Bierkrug ·
„Beer stein“ – unter diesem Begriff sind Bierkrüge aus Steinzeug, die als typisch deutsch gelten, vor allem in Amerika sehr beliebt. Auch wenn die Preise aktuell nicht mehr so hoch liegen, greifen Sammler für ausgefallene historische Krüge immer noch tief in die Tasche. Das abgebildete Modell entspricht eigentlich nicht der landläufigen Vorstellung von einem Bierkrug. Die Gestaltung weist eindeutig auf den Jugendstil und das Motiv hat mit Bierseligkeit erst einmal nichts zu tun.
Über einem Sockel mit Steinlagen, der an eine Stadtmauer denken lässt, zeigt sich auf der Wandung eine herbstliche Landschaft.
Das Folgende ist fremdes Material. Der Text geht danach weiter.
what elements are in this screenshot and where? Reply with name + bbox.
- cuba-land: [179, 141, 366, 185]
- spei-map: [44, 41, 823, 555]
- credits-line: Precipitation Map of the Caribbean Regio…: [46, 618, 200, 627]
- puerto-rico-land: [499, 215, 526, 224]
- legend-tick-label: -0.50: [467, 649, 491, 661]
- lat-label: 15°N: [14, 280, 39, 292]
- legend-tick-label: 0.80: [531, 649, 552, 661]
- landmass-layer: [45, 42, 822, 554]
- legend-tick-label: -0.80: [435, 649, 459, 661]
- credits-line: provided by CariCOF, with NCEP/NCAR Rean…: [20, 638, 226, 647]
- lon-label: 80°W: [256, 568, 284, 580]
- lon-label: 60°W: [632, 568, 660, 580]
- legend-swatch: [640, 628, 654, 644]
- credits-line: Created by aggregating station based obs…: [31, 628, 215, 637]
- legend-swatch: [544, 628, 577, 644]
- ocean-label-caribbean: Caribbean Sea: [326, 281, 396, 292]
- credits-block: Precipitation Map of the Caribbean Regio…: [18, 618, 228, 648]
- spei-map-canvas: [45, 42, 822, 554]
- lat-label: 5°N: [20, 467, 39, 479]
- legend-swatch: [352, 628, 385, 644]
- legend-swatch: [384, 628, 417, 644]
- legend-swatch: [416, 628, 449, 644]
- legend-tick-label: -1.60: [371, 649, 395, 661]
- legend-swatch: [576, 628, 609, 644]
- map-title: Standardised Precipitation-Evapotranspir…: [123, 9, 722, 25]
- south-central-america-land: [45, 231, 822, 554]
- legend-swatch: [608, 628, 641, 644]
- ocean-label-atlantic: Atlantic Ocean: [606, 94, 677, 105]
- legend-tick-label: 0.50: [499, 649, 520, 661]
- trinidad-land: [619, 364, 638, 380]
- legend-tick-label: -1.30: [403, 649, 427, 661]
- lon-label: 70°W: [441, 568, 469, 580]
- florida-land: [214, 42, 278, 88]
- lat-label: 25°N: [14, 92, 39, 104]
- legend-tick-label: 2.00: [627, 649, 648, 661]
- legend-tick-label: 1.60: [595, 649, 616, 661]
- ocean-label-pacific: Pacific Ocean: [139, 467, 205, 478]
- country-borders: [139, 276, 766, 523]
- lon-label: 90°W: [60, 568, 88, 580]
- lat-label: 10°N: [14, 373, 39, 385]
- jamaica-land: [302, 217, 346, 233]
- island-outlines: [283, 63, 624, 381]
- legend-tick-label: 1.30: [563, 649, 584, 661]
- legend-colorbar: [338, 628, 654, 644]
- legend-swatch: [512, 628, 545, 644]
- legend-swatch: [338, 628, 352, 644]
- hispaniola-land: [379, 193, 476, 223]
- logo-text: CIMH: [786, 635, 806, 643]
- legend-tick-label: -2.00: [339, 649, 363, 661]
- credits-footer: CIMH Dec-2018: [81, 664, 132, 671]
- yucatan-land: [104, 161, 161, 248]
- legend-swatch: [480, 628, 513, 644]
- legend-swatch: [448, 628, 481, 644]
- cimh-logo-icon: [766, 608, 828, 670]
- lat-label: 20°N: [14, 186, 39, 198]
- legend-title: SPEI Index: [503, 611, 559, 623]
Ein Wanderer mit Stock, von dem nur der Oberkörper sichtbar ist, blickt in das Bild hinein. „Am Brunnen vor dem Thore, da steht ein Lindenbaum“ zitiert die Schriftzeile unterhalb den Anfang des berühmten Gedichts aus Wilhelm Müllers Zyklus „Winterreise“, den Franz Schubert 1827 kongenial vertont hat. Das Gedicht wurde in der Folge zu einem der bekanntesten Volkslieder. Der Griff des Wanderers zum Hut spielt auf die Zeile „Der Hut flog mir vom Kopfe“ an. Mit sparsamen Strichen und reduzierter Farbgebung ist die bildliche Übertragung des Textes auf die Oberfläche des Krugs gelungen.
Auf dem Boden des Gefäßes findet sich eine berühmte Marke: das Abteigebäude mit dem Namen „Mettlach“, Ursprung der Firma Villeroy & Boch. François Boch hatte 1801 die ehemalige Benediktinerabtei an der Saar erworben. Sein Sohn schloss sich 1836 mit Nicolas Villeroy zusammen und begründete das bis heute bestehende Unternehmen für feine Keramik. Zu seinem Ruhm trugen vor allem die Steinzeuggefäße nach dem Chromolithverfahren bei, die erstmals auf den Weltausstellungen der 1870er Jahre präsentiert wurden. Dabei wurde der Dekor mit Hilfe von Formen auf den Gefäßkörper gepresst, wobei die Umrisse der Zeichnung sich als vertiefte Linien einprägten. Diese wurden nach dem Brennen durch das Einreiben einer schwarzen Glasur hervorgehoben, so dass die verschiedenen Farben und Umrisse sich scharf voneinander abheben.
Bekannte Künstler wie Ludwig Hohlwein, Otto Hupp oder Heinrich Schlitt fertigten Entwürfe für die fantasievollen Dekore an. Bei unserem Krug ist der Entwerfer leider nicht bekannt. Es gibt jedoch einen besonderen Bezug zu Bielefeld. Der Deckel mit einem stilisierten Blatt ist in eine Zinnumrandung montiert. Dort findet sich eine gravierte Widmung mit einer langen Reihe von Monogrammen, die mit „Firma Dr. A. Oetker a. 21.10.05“ endet. Wer aus diesem schönen Krug in der Folgezeit sein Bier genossen hat, geht daraus leider nicht hervor.